New UK finance minister faces market verdict after gutting Truss’s plans
LONDON: Britain’s new finance minister Jeremy Hunt faces an early test of his attempt to stem the crisis of confidence in Prime Minister Liz Truss on Monday (Oct 17) when the bond market delivers its verdict on his weekend overhaul of her economic programme.
Truss fired her friend Kwasi Kwarteng and named Hunt as her new chancellor of the exchequer on Friday in the hope of recovering some economic policy credibility and staying in Downing Street, little more than month after she moved in.
But British bond prices immediately renewed their sharp sell-off in the final hours of trading last week as investors decided that Truss’s decision to allow a rise in tax on company profits – reversing her promise to freeze them – was not enough.
Hunt, a former foreign and health minister, said on Saturday some taxes will go up, spending will rise less than previously planned and that he hoped investors would take note of his changes that represented a near total U-turn in fiscal policy.
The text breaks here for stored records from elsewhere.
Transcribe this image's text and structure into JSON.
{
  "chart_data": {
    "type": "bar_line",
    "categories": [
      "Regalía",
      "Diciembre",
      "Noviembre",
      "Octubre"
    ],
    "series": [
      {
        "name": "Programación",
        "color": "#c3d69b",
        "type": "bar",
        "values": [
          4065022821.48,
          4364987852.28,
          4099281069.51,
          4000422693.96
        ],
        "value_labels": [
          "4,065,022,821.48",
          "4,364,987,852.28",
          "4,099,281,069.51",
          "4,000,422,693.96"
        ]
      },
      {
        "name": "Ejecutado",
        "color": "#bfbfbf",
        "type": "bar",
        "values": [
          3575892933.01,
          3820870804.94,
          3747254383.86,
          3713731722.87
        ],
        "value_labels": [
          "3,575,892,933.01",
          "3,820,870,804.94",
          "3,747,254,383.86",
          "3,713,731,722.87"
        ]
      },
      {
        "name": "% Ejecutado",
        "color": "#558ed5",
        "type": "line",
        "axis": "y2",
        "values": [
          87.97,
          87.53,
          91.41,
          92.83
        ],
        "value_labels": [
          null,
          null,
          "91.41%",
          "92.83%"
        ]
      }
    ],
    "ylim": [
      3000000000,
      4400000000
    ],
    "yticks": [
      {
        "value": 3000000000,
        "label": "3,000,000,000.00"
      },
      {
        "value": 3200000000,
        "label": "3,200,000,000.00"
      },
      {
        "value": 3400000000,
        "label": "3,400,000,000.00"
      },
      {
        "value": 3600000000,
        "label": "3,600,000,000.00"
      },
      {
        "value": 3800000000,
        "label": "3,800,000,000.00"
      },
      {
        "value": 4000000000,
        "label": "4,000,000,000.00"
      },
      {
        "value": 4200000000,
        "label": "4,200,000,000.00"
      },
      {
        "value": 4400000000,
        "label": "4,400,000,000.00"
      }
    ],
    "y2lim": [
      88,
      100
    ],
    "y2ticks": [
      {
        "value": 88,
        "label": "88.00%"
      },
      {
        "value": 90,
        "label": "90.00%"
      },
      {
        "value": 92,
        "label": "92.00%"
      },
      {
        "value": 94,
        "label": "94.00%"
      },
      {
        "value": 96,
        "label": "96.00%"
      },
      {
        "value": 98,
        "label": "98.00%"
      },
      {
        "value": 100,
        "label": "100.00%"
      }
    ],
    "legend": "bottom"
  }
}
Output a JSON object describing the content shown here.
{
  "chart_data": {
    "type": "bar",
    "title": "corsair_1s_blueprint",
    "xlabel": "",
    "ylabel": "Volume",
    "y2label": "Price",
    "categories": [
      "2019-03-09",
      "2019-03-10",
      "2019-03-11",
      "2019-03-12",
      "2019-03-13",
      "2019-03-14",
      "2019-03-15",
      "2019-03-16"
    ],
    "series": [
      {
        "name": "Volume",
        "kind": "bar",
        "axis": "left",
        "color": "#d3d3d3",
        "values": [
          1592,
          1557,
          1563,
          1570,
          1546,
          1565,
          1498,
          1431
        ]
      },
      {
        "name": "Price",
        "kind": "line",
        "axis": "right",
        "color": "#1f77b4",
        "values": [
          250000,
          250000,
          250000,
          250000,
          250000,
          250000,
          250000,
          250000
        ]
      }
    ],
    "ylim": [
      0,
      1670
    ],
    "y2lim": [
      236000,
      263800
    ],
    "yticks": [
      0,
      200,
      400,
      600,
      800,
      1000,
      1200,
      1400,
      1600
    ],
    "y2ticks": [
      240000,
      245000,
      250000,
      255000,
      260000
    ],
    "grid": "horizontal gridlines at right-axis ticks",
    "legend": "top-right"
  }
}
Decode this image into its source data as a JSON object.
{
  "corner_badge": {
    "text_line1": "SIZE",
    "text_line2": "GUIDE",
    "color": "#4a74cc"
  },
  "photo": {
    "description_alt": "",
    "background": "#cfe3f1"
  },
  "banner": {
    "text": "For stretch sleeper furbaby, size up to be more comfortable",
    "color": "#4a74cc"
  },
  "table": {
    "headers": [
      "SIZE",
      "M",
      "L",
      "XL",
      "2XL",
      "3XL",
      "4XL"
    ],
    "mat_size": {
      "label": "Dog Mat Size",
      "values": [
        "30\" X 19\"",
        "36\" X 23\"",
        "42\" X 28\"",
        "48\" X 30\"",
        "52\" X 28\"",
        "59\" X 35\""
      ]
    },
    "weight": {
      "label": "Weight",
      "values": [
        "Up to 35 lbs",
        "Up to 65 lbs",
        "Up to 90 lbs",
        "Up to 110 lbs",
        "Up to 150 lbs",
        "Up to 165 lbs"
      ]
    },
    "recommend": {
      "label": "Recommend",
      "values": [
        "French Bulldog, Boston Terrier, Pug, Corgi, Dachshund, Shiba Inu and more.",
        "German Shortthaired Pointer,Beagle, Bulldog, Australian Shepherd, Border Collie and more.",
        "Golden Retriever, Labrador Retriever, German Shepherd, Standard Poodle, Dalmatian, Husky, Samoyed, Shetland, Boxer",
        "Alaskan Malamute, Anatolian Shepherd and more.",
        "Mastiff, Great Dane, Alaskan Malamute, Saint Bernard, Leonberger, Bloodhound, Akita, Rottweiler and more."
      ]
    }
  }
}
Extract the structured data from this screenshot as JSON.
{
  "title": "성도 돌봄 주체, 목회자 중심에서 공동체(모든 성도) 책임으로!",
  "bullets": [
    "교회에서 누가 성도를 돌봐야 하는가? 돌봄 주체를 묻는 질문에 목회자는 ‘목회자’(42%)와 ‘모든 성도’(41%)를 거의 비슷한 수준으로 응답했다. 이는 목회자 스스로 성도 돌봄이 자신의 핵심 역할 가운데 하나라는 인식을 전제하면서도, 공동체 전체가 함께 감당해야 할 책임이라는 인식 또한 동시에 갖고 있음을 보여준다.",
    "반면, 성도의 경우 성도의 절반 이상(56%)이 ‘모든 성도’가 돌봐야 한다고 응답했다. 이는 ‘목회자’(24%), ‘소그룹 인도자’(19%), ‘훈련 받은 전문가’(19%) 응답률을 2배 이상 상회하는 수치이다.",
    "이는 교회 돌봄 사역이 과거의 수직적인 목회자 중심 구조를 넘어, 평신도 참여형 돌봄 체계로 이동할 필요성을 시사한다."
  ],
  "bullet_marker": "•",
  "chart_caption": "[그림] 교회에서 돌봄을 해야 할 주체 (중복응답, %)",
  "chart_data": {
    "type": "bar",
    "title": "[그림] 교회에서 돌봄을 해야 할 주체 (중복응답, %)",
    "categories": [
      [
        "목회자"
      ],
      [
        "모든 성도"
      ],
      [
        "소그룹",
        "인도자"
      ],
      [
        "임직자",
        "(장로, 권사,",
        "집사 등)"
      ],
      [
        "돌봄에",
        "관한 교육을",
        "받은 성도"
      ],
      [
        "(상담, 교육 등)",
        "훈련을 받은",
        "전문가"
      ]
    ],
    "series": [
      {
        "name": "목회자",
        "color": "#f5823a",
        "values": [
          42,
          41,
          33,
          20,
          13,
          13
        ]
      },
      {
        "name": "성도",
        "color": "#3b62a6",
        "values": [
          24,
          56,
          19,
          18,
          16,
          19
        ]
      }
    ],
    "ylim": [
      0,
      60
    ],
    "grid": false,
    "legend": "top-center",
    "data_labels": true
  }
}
“No government can control the markets. No chancellor should seek to do that,” Hunt told BBC television in an interview broadcast on Sunday.
“There is one thing we can do and that’s what I’m going to do, which is to show the markets, the world, indeed people watching at home, that we can properly account for every penny of our tax and spending plans.”
The Sunday Times reported Hunt would delay by a year a cut to income tax for workers which Truss had promised for April.
Trading in Britain’s battered government bonds resumes at 8am on Monday, the first day that trading in long-dated debt will not be supported by emergency Bank of England bond-buying which began on Sep 28 and expired on Friday.